I also went on a ghost tour that night. One of the stops was the cemetery, and our guide told us a myriad of legends and stories while we stood inside a ransacked mausoleum. The medical school and the desperate resurrection-men were brought up, people who did ridiculous things to dead bodies just to make some money.



We visited sites of witch-burnings, and learned about three types of faeries: The half-a-man, who you topple over by pushing him or poking him with a stick, the kelpie, who drags you into the water and eats all of you but your liver, and the red-cap gnome, who has blades for fingers, and tears your stomach open while you're still alive [I was thinking of Jurassic Park I, when Alan differentiates turke
ys from velociraptors].


To get away, you must recite a verse from the bible. We were given the verse
"Jesus wept." Just in case we got in trouble when we invaded their territory that night. The views from the heights we climbed were gorgeous, making the ice-rain and wind not completely unbearable.
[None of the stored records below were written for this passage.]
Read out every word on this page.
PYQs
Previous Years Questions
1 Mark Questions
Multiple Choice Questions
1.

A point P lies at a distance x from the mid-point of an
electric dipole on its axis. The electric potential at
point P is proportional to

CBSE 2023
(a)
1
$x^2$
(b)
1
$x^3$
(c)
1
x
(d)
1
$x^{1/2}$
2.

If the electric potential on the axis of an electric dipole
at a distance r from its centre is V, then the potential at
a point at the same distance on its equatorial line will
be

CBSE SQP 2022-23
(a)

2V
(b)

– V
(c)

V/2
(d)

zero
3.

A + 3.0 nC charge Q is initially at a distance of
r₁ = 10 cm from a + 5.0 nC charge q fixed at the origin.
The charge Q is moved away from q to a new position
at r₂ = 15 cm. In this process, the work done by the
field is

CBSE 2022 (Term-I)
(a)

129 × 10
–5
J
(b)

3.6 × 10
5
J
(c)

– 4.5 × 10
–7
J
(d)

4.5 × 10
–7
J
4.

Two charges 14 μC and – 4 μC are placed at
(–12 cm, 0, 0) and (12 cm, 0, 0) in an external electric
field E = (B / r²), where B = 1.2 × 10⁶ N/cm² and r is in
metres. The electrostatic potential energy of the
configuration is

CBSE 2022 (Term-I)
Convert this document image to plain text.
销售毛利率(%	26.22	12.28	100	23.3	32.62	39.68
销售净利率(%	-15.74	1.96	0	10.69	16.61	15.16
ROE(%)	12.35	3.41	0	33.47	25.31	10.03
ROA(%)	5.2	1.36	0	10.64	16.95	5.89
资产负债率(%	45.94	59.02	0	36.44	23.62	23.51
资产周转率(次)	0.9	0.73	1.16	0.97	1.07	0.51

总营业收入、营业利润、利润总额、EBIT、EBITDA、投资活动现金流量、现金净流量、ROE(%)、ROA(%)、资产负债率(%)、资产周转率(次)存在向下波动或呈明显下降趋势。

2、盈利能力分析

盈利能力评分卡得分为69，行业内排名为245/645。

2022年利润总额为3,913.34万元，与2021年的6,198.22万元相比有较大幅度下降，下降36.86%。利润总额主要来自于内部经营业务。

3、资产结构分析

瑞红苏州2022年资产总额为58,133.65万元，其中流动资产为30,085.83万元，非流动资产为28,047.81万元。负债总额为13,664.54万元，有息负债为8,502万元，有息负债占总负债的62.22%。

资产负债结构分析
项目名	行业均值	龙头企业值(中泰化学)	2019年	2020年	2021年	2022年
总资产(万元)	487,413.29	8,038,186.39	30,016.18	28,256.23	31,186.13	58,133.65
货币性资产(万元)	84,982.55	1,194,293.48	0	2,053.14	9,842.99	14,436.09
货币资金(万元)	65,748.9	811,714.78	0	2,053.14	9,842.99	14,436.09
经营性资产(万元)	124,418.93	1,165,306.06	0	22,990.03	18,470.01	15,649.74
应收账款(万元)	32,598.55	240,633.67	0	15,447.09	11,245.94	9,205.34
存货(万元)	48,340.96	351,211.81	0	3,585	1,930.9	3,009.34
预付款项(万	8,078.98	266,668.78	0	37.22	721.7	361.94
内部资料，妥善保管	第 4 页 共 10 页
We visited the "National Disgrace" of Scotland, and afterward, were treated to a pint at a local pub called the Bank Hotel. They were playing live music which entranced me. Probably because the guy was playing Mr. Brightside, something that always makes me think of my brother.
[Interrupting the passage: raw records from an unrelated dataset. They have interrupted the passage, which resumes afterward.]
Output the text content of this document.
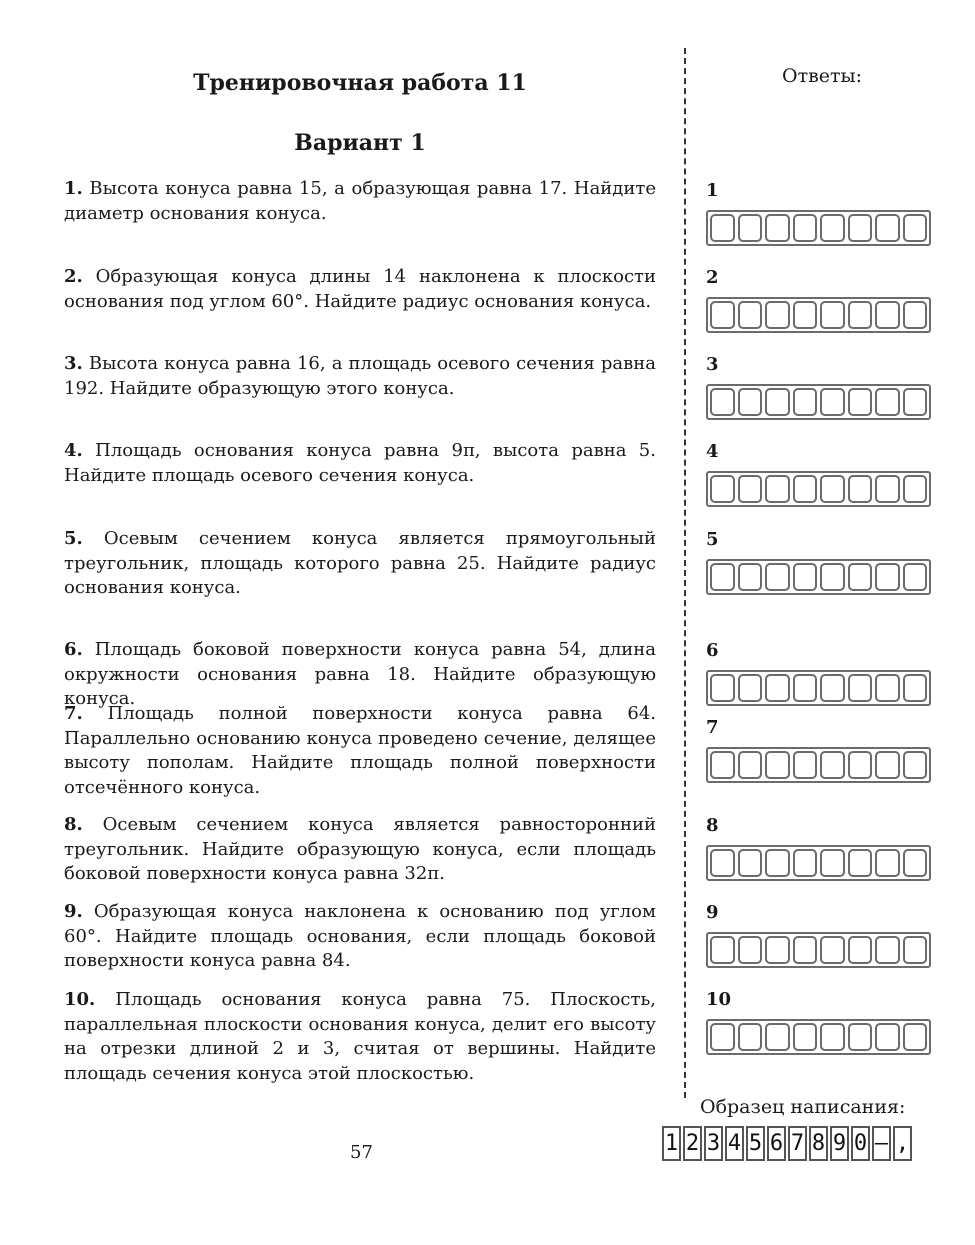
Тренировочная работа 11
Вариант 1
1. Высота конуса равна 15, а образующая равна 17. Найдите диаметр основания конуса.
2. Образующая конуса длины 14 наклонена к плоскости основания под углом 60°. Найдите радиус основания конуса.
3. Высота конуса равна 16, а площадь осевого сечения равна 192. Найдите образующую этого конуса.
4. Площадь основания конуса равна 9π, высота равна 5. Найдите площадь осевого сечения конуса.
5. Осевым сечением конуса является прямоугольный треугольник, площадь которого равна 25. Найдите радиус основания конуса.
6. Площадь боковой поверхности конуса равна 54, длина окружности основания равна 18. Найдите образующую конуса.
7. Площадь полной поверхности конуса равна 64. Параллельно основанию конуса проведено сечение, делящее высоту пополам. Найдите площадь полной поверхности отсечённого конуса.
8. Осевым сечением конуса является равносторонний треугольник. Найдите образующую конуса, если площадь боковой поверхности конуса равна 32π.
9. Образующая конуса наклонена к основанию под углом 60°. Найдите площадь основания, если площадь боковой поверхности конуса равна 84.
10. Площадь основания конуса равна 75. Плоскость, параллельная плоскости основания конуса, делит его высоту на отрезки длиной 2 и 3, считая от вершины. Найдите площадь сечения конуса этой плоскостью.
Ответы:
1
2
3
4
5
6
7
8
9
10
Образец написания:
1 2 3 4 5 6 7 8 9 0 – ,
57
When visiting, remember to reload your Starbucks card! There are about 8 of them in Edinburgh. The cups are bigger, too, which means more coffee for your quid. Also, get potatoes for lunch. Scots are enthusiastic about them, going so far as to make whole shops dedicated to the perfection of the potato. They call them "jackets," or baked potatoes with some kind of filling spooned on top.
Scotland is extremely vegan and vegetarian-friendly [always a plus for me]. If you're adventurous, they also offer some vegetarian haggis, which I've been told tastes exactly like traditional haggis. I, however, have no idea what they put in it, so that's all your call.